Yesterday, SF signal posted one of its regular Mind Melds – see here – this time on the subject of Orwell’s Nineteen Eighty-Four, totalitarianism and total war. And I contributed to it. I sort of riffed about dystopias, which wasn’t entirely on topic but never mind.
I mentioned several relevant sf novels, including Anthony Burgess’s 1985, Alastair Reynolds’s The Prefect, Frank Herbert’s Hellstrom’s Hive, Francis Spufford’s Red Plenty and Margaret Atwood’s The Handmaid’s Tale. But I wish I’d remember to mention Adam Roberts’ multi-award-winning Jack Glass, which pretty much demonstrates one of the points I was trying to make. The second and third parts of the novel feature the daughters of one of the super-rich families which effectively run the Solar System, a situation not that far removed from our current situation. Everyone else, of course, gets to live in abject misery and poverty in order to fund the super-rich’s lifestyles. I’ve said before that our current lords and masters appear to be taking Dickens as a model rather than Orwell, and Jack Glass is a good illustration of that.
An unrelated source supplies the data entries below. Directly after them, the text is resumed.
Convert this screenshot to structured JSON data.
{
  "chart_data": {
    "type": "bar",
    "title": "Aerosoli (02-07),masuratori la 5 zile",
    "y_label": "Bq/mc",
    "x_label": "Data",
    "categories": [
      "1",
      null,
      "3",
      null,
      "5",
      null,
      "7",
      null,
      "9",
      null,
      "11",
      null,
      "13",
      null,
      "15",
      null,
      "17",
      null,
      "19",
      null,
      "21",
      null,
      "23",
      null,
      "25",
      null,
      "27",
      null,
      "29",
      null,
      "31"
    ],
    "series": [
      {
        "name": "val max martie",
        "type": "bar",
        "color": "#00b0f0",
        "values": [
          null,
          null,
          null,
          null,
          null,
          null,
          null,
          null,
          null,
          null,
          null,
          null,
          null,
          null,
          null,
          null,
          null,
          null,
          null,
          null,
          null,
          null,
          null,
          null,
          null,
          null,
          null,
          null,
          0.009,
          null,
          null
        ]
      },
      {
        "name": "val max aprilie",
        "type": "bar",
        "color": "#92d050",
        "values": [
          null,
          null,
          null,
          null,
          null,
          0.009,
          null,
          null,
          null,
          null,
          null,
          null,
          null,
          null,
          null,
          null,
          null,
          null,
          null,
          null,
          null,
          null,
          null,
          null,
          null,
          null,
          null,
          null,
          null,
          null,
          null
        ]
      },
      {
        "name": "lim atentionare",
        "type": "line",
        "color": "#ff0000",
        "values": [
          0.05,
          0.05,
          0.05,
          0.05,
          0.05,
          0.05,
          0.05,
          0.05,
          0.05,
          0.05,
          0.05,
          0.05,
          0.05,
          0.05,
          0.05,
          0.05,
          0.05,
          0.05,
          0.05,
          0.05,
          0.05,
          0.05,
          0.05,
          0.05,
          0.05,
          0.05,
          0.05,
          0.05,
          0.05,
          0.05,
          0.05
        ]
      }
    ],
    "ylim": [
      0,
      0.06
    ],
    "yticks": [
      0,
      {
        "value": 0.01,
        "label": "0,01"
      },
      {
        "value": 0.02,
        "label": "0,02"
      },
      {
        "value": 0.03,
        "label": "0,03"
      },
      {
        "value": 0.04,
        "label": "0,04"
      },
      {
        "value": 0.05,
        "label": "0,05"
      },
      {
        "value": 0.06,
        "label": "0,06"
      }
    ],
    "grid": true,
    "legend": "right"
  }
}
And in the comments to the Mind Meld, I also sort of got accused of being a Nazi. Apparently pointing out that Nineteen Eighty-Four doesn’t really map onto the current political climate is a form of Godwinism. Er, no. It’s not a way to stifle argument, it’s simply pointing that if you believe Orwell’s book is relevant to the twenty-first century then your argument is wrong. Which, of course, has nothing to do with Nazis.